Executive Summary

2021 Major League Baseball (MLB) Prediction and Outcomes

Executive Summary

Overview:

The MLB or Major League Baseball, is comprised of 30 teams that play 162 baseball games every year. Official game statistics are kept for every game and have been kept since the mid-1800s. With so much data and statistics, fans and team managers have the opportunity to look back and better understand the game. The understanding and analysis of baseball data can help differentiate the performance of a better performing baseball player or a better performing baseball club.

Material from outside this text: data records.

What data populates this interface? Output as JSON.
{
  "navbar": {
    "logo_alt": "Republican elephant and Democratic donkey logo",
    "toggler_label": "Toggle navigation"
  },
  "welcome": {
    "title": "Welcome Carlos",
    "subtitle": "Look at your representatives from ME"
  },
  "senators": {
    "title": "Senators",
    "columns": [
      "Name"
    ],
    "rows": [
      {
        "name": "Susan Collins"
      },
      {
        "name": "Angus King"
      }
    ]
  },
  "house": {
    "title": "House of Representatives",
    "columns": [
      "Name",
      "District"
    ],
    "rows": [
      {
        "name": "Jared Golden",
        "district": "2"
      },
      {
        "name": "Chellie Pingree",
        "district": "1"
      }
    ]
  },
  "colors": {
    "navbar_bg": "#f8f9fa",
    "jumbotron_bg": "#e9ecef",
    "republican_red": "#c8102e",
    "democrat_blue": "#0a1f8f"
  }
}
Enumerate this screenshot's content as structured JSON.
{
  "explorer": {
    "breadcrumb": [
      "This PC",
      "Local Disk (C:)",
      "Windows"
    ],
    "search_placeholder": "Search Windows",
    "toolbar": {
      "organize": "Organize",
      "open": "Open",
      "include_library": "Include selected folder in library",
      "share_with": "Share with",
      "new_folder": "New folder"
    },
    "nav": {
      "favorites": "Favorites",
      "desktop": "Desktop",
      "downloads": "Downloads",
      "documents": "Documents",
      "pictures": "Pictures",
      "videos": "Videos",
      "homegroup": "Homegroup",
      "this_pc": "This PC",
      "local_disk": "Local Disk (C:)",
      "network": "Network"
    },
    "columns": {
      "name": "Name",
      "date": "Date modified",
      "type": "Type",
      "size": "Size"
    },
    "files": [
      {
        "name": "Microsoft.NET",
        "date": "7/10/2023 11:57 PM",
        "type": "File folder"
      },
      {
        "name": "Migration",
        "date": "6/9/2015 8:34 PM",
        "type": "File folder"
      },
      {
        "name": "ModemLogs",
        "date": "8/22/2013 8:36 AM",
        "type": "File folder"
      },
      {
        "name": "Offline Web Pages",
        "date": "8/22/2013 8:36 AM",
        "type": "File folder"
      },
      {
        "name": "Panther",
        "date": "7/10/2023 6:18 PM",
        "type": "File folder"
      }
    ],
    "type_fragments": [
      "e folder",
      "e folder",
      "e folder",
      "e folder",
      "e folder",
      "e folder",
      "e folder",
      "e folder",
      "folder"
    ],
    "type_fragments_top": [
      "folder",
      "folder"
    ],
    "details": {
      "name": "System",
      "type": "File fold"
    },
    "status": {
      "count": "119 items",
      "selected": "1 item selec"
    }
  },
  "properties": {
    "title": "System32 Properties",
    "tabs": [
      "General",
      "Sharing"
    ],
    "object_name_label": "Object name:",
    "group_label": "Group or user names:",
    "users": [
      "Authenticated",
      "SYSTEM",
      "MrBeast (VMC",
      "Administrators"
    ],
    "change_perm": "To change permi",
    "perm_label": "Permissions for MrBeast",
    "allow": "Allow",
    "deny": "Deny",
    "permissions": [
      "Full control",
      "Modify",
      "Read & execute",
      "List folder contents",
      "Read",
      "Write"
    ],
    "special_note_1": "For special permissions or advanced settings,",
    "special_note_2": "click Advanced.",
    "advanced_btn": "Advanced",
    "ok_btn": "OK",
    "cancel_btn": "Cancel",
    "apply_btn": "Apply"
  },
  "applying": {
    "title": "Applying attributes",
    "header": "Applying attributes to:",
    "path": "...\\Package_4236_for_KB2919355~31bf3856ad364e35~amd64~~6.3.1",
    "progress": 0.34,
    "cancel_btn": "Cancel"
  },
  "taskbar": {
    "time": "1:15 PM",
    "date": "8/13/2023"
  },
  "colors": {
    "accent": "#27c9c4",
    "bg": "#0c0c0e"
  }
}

In this project, I will seek to better understand the game of baseball and try to forecast MLB game outcomes by creating machine learning models. I will create a classification model that will try to predict whether a team will win or lose a game and a linear regresssion model that will try to predict the number of runs in a game using hitting data for games that were already played. lastly I also seek to determine what drivers are indicators of winning.

Project Goals

Use MLB baseball data for all 30 teams from the complete 2021 season F- ind drivers for team wins using baseball data.
Create a machine learning classification model that predicts team wins
Find drivers of runs scored
Create a regression model to predict the number of runs scored in a baseball game

Conclusion & Key Findings:

I was able to create a machine learning model using classification algorithms to predict whether a team would win or lose a game using a team's previous three games average hitting statistics. I was also able to create a regression model to predict the number of runs a team would have in a game using the team's previous three games average hitting statistics.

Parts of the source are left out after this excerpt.